As works started, the Woods Bagot team are excited to share the industrial wonders that they have discovered at the site. “You really get an appreciation for the materials they used [on the wool stores] – they came from Ireland, from England, and from all over. You can see their origin stamped on them, literally tattooed onto the surface of the beams. The riveting detail is amazing, like the Sydney Harbour Bridge, [with] columns are fine as stilettos,” Miglis says.7
The post-industrial sites of New York provided some inspiration for the team who visited former maritime buildings on Brooklyn’s waterfront, like Industry City, a one-time terminal for navy ship making that is now home to creative industries, including makerspaces and hospitality. When asked about the rail lines that Younghusband fronts onto, Miglis says that his team “decided to embrace that infrastructure and make it something that people can look out at and walk up to on the new pathways”, seeing the trains passing by would be a unique draw of the site, and not something to be hidden away.
The patina of age may also dispel some of the preciousness of a new building, allowing the new occupiers to feel more at home. Miglis notes that after Younghusband & Co wool brokers moved out in 1970, there were “a bunch of ad hoc uses” for the site. While the current project is highly intentional, the firm is also interested in preserving flexibility and spontaneity. They hope that, once the building is complete, it will also be home to a diversity of occupants.
Younghusband can be an inspiration to similar projects around Australia, and the world, positing a way forward for cities in which industrial heritage – and the embodied carbon contained in old buildings – is retained. The team developing Younghusband is looking at industrial heritage as more than facades, or the preservation of a few charismatic buildings. They aim to extend adaptive reuse to include structures that were once overlooked. In the future, the hope is that these projects will educate and inform newcomers to the city and the precinct about the labour that once took place there.
- See Janet Greenlees, ‘Unhealthy environments in Victorian Britain: when air quality began to matter’, Modern History Review, 2021.
- This was dramatised when the Cuyahoga River, which flows through Cleveland, Ohio, caught fire on 22 June 1969 because of the industrial runoff that had settled on the water’s surface.

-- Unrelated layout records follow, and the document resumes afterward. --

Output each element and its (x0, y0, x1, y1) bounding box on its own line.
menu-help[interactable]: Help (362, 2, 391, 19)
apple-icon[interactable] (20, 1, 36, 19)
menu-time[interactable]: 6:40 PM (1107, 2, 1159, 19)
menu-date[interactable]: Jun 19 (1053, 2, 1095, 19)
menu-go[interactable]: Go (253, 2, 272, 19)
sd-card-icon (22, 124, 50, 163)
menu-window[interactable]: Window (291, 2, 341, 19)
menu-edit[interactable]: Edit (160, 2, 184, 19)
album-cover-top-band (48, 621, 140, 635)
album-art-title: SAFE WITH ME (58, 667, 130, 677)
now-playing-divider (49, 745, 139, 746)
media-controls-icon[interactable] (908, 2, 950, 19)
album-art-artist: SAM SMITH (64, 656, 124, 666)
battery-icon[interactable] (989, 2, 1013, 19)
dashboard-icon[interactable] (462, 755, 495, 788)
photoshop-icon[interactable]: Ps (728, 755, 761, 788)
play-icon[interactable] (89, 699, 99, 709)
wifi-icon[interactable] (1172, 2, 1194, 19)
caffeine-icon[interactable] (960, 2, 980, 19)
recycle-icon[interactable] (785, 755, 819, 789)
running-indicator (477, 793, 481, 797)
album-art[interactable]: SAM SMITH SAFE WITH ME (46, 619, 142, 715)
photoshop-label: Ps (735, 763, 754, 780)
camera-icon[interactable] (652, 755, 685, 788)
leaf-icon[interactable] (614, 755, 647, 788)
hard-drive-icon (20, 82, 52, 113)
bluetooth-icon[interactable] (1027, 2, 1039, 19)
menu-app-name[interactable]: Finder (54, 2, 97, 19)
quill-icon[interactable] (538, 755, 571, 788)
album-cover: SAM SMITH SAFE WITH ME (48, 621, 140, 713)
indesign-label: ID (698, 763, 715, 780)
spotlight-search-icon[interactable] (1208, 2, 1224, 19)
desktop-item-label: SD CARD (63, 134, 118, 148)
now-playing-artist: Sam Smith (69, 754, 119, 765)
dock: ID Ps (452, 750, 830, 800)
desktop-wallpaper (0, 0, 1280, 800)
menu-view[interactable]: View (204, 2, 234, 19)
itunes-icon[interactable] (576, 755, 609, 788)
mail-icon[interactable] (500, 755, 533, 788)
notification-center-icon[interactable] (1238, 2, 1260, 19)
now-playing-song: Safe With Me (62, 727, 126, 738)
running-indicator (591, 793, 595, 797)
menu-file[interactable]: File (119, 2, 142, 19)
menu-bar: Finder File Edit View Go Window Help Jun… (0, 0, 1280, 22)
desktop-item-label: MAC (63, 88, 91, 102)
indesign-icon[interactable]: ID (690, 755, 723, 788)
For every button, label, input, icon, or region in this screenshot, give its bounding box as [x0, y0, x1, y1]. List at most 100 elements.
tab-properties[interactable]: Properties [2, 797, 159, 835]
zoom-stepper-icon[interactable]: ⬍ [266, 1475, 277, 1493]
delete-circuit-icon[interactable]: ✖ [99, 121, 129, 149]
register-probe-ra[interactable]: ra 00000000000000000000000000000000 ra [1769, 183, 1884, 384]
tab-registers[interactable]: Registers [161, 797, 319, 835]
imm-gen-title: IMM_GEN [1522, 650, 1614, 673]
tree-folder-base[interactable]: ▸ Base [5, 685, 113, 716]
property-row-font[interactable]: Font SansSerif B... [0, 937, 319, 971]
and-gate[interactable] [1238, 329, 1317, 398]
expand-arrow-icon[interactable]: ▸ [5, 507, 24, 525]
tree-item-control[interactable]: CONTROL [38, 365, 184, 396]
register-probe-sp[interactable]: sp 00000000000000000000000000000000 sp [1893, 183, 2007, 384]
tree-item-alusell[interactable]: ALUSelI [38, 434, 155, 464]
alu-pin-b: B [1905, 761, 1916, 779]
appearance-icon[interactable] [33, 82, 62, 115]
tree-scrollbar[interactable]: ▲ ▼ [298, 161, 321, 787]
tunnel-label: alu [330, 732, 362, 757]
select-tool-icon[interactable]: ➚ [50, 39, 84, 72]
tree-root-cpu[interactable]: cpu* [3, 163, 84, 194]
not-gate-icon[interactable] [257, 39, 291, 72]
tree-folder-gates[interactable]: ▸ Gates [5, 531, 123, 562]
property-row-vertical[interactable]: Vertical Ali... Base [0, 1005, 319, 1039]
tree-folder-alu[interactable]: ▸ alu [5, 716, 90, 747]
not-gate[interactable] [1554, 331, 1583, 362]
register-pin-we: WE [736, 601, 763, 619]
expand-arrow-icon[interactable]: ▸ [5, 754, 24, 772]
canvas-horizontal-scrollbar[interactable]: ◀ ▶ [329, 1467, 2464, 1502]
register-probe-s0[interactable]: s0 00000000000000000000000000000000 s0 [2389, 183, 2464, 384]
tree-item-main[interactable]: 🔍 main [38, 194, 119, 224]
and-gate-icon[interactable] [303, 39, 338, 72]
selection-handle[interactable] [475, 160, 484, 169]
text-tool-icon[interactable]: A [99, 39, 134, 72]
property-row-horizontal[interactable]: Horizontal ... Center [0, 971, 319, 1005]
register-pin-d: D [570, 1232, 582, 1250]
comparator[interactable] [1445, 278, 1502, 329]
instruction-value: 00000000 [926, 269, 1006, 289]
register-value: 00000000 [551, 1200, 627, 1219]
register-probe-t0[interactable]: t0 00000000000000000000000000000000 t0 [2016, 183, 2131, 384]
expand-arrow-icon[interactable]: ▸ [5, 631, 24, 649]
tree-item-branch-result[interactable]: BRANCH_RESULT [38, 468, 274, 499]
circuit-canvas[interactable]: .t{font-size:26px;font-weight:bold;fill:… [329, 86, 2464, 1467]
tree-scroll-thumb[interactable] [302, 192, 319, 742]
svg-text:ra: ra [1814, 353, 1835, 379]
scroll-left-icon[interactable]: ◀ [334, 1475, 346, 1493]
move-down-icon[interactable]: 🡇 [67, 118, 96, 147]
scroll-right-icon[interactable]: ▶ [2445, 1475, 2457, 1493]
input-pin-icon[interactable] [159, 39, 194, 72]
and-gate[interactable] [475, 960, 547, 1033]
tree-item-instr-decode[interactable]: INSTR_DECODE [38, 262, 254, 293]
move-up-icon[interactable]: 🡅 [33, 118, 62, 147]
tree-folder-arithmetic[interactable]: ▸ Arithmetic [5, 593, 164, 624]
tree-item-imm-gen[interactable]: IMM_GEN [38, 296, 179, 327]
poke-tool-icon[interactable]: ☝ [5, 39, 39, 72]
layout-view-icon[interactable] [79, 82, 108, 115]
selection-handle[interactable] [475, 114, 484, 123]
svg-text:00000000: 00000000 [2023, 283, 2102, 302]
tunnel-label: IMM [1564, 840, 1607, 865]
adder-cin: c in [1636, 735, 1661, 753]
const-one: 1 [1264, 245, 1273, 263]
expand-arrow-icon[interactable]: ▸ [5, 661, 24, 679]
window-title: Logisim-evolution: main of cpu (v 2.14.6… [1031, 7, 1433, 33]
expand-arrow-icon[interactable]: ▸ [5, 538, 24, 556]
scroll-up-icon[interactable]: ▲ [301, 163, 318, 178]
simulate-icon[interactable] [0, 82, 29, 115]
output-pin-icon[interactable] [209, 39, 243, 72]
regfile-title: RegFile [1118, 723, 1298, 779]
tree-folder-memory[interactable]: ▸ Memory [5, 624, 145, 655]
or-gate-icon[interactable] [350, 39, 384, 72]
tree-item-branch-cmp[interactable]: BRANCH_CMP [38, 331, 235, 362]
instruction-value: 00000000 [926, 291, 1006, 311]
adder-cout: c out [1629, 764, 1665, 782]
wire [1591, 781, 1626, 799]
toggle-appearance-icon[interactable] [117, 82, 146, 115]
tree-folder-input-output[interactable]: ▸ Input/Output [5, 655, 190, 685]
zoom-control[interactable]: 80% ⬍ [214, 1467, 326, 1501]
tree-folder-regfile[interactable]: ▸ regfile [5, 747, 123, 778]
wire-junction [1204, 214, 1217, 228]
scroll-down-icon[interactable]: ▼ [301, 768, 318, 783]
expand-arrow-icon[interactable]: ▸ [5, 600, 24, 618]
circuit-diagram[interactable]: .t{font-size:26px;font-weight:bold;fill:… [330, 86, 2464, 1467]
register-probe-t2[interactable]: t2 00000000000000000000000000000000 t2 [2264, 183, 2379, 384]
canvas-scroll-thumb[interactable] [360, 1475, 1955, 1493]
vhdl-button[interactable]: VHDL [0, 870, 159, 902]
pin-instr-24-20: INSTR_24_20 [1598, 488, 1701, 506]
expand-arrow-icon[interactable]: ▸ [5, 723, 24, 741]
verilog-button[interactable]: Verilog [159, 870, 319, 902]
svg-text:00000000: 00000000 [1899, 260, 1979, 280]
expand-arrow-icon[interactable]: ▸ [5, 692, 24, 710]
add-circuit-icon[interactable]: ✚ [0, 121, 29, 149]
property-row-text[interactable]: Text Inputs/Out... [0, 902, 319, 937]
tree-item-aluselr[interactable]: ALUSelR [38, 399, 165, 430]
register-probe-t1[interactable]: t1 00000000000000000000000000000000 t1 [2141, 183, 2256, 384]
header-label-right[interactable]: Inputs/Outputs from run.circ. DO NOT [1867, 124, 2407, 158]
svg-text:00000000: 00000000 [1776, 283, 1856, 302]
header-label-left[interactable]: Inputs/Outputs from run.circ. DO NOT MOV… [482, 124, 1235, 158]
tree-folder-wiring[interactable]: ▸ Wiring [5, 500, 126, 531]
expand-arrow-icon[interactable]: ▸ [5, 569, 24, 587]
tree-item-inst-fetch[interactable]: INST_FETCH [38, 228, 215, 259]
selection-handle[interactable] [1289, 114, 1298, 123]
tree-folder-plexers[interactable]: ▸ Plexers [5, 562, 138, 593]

- See Liliane Wong, Adaptive Reuse: Extending the Lives of Buildings, Walter de Gruyter, Berlin, 2016.
- For more on the archaeology and creation of public space in this region, see Ömür Harmanşah, Cities and the Shaping of Memory in the Ancient Near East, Cambridge University Press, Cambridge, 2013.
- Jane Jacobs, The Death and Life of Great American Cities, Random House, New York, 1961.
- Dozens of structures built at the height of ‘Marvelous Melbourne’ affluence were torn down. Many of them by Brunswick-based demolition firm Whelan the Wrecker. Significant losses include: the 12-storey Australian Building (1889–1980); the ultra-ornate Federal Coffee Palace (1888–1973); Fink’s Building (1888–1969); and Queen’s Coffee Palace (1888–1970), which was replaced by the Cancer Council Building (now dilapidated).
- For more on what went into riveting large structures in the early 20th century, check out the State Library NSW’s multimedia look at the labour involved in holding the bridge’s steel in place. See ‘The Bridge – Episode three: Six million rivets’, 2018. State Library of New South Wales.